Superior yields through risk tranching and leverage
Vault, also called Gro Vault Token i.e. GVT, is the second of the sister assets supported by Gro Risk Balancer. It is designed to be the highest-yield stablecoin vault on the market through getting a share of yields from PWRD deposits (see Profit-Sharing Mechanism) and in return offers protection to PWRD when an underlying stablecoin or protocol fails. This means Vault holders absorb market failures, but also gain a higher percentage of yields.
Gro Risk Balancer and the pairing with PWRD means that Vault holders can leverage their capital in battle-hardened, popular, and time-tested stablecoins and protocols without increasing exposure to the highly risky DeFi products with similar yield. The only added exposure is to Gro Protocol itself.
Vault is a token representation of your stablecoin yield farming through Gro.
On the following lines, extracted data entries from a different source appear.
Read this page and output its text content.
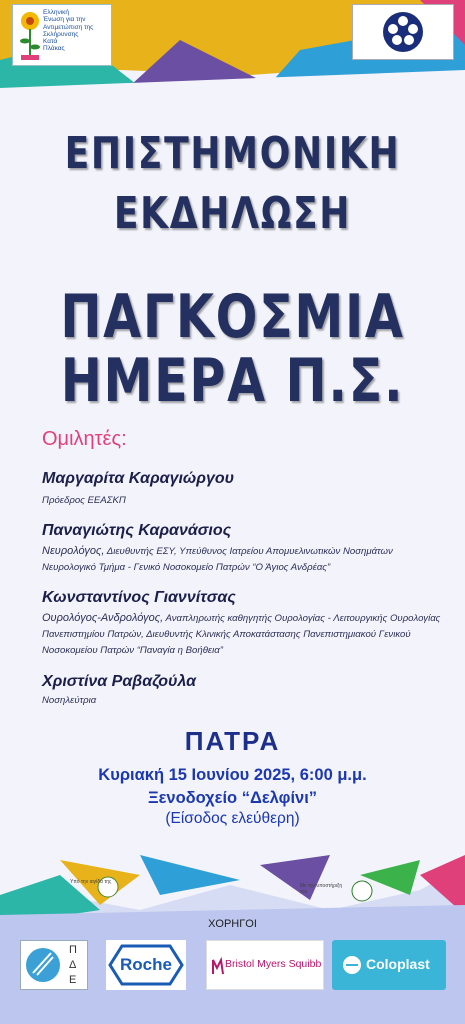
Ελληνική
Ένωση για την
Αντιμετώπιση της
Σκλήρυνσης
Κατά
Πλάκας
ΕΠΙΣΤΗΜΟΝΙΚΗ
ΕΚΔΗΛΩΣΗ
ΠΑΓΚΟΣΜΙΑ
ΗΜΕΡΑ Π.Σ.
Ομιλητές:
Μαργαρίτα Καραγιώργου
Πρόεδρος ΕΕΑΣΚΠ
Παναγιώτης Καρανάσιος
Νευρολόγος, Διευθυντής ΕΣΥ, Υπεύθυνος Ιατρείου Απομυελινωτικών Νοσημάτων Νευρολογικό Τμήμα - Γενικό Νοσοκομείο Πατρών “Ο Άγιος Ανδρέας”
Κωνσταντίνος Γιαννίτσας
Ουρολόγος-Ανδρολόγος, Αναπληρωτής καθηγητής Ουρολογίας - Λειτουργικής Ουρολογίας Πανεπιστημίου Πατρών, Διευθυντής Κλινικής Αποκατάστασης Πανεπιστημιακού Γενικού Νοσοκομείου Πατρών “Παναγία η Βοήθεια”
Χριστίνα Ραβαζούλα
Νοσηλεύτρια
ΠΑΤΡΑ
Κυριακή 15 Ιουνίου 2025, 6:00 μ.μ.
Ξενοδοχείο “Δελφίνι”
(Είσοδος ελεύθερη)
Υπό την αιγίδα της
Με την υποστήριξη του
ΧΟΡΗΓΟΙ
Π
Δ
Ε
Roche	Bristol Myers Squibb	Coloplast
Its yields are accrued back into the token itself and it is NOT designed as a stablecoin.

How do I find out the token value of Vault (GVT)?

It is important to note that Vault's token value in the smart contract is not always the same as its price on Uniswap, which is the number shown on Coingecko.
The best source is checking directly on the smart contract here (under 17. getPricePerShare):
Vault token is priced at $94.85 here
This is in 10^-18 making it hard to read, but you can use the unit converter on Etherscan to help read these big numbers more easily!

How does Vault work?

The best way to understand how Vault works is to study the symbiotic relationship between Vault and PWRD in this section:
Vault <-> PWRD interaction
gro Docs
Vault's value could drop when one of the underlying protocols or stablecoins generating yield fails as it absorbs loss for itself and PWRD deposits. That means Vault's exposure is not only limited to the system exposure but also the leverage it takes on through PWRD, which is measured by the utilisation ratio (PWRD TVL/Vault TVL) displayed on Gro dApp.
Vault is ideal for users who don't have either the time or the stomach to manage funds on a daily basis in untested, risky, high-yield products. It is designed to be a long-term, high yield investment. Risk Balancer autonomously balances the underlying strategies (whitelisted by the DAO from May 2022 onwards) and distributes yields from trading fees and governance incentives accordingly.
In addition, you can stake Vault tokens for Gro DAO token (GRO) rewards. Vault tokens will continue to accrue stablecoin yield when staked. It is your choice whether to stake the Vault tokens by itself (single-sided) or pair that with GRO in the GRO/Vault pool, but note that the latter would incur impermanent losses.
GRO token rewards through staking or providing liquidity would need to be claimed. Once they are claimed, you could choose vesting over 12 months with the full amount with additional vesting bonus or transfer 30% of them to wallet (giving up remaining 70% to those who choose vesting). Please see Vesting mechanism and How to claim rewards to learn more.
You can also use the vesting GRO tokens to vote in Gro DAO governance. See DAO Governancefor more details.

Reminder about Risk

DeFi is still a very new space, and while that's exciting, it comes with risk. Gro Protocol's software helps you access this world, but make sure you do your own research and only supply assets you can afford to lose.